The oil giant ExxonMobil gives money to scores of organisations that claim the science on global warming is inconclusive - which it isn't. It's a strategy that has set back action on climate change by a decade, and it involves the same people who insist that passive smoking is harmless, reveals George Monbiot in the first of three extracts from his new book

Tuesday September 19, 2006
The Guardian

ExxonMobil is the world's most profitable corporation. Its sales now amount to more than $1bn a day. It makes most of this money from oil, and has more to lose than any other company from efforts to tackle climate change. To safeguard its profits, ExxonMobil needs to sow doubt about whether serious action needs to be taken on climate change. But there are difficulties: it must confront a scientific consensus as strong as that which maintains that smoking causes lung cancer or that HIV causes Aids. So what's its strategy?

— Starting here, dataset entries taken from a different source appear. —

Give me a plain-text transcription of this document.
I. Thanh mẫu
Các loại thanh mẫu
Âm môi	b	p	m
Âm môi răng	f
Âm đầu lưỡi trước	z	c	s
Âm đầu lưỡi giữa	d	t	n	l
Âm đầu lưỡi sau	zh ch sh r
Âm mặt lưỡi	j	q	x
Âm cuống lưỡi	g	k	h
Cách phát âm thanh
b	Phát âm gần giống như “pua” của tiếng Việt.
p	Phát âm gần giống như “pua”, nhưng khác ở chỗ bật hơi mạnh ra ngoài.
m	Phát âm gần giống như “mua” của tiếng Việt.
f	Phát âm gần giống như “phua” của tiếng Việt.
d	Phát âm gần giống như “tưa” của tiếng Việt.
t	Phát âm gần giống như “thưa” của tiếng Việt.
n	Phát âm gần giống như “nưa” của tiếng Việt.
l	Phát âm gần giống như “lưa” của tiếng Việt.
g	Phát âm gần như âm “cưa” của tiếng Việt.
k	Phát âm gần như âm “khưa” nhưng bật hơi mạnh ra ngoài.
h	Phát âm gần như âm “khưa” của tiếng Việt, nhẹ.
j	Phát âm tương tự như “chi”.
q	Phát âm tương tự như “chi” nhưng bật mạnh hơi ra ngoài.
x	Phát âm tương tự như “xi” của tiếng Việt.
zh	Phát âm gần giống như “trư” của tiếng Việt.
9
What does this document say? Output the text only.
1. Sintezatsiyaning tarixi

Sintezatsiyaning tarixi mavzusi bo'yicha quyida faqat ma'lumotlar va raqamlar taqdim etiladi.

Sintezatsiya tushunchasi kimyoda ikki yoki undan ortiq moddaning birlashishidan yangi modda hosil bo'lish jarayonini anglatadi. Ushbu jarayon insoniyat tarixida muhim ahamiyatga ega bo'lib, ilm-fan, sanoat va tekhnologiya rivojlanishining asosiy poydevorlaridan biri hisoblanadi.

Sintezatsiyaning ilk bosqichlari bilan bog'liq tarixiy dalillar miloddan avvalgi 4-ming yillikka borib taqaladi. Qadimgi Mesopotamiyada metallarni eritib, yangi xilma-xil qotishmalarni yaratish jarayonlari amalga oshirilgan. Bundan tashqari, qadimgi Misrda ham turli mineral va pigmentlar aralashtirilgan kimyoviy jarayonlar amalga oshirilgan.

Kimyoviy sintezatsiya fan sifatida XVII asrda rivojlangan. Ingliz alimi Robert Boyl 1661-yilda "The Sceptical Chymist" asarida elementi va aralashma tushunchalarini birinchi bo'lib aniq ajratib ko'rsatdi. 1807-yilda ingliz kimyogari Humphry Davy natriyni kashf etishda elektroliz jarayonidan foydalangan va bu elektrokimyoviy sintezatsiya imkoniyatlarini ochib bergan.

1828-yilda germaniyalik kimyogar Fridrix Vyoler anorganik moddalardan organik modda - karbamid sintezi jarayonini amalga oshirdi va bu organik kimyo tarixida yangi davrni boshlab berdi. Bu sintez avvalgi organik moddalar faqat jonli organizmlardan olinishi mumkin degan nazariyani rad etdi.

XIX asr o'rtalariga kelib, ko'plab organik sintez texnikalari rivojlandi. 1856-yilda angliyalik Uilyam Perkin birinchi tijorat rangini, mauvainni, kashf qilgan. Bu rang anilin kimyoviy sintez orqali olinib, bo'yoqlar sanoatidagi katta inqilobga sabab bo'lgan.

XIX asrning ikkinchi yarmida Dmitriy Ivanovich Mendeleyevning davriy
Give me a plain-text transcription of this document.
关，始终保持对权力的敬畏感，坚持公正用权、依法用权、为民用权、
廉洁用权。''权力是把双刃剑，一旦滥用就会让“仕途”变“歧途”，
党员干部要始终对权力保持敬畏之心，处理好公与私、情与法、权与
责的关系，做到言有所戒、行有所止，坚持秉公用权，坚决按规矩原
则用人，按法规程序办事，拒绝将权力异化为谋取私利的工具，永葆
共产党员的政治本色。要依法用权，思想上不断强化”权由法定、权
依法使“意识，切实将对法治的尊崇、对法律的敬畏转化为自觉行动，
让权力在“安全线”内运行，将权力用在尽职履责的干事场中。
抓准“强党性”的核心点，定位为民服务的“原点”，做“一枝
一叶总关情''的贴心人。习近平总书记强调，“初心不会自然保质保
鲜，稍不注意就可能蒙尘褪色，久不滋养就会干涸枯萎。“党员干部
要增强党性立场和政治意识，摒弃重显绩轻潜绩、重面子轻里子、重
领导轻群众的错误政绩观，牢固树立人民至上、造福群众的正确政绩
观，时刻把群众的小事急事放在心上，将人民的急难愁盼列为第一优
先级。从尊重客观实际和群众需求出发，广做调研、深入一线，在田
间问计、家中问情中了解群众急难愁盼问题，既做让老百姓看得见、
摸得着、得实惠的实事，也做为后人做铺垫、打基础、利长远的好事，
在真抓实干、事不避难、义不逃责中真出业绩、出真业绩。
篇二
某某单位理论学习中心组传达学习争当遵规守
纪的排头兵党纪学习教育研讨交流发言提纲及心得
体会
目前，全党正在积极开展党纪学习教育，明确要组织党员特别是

The website Exxonsecrets.org, using data found in the company's official documents, lists 124 organisations that have taken money from the company or work closely with those that have. These organisations take a consistent line on climate change: that the science is contradictory, the scientists are split, environmentalists are charlatans, liars or lunatics, and if governments took action to prevent global warming, they would be endangering the global economy for no good reason. The findings these organisations dislike are labelled "junk science". The findings they welcome are labelled "sound science".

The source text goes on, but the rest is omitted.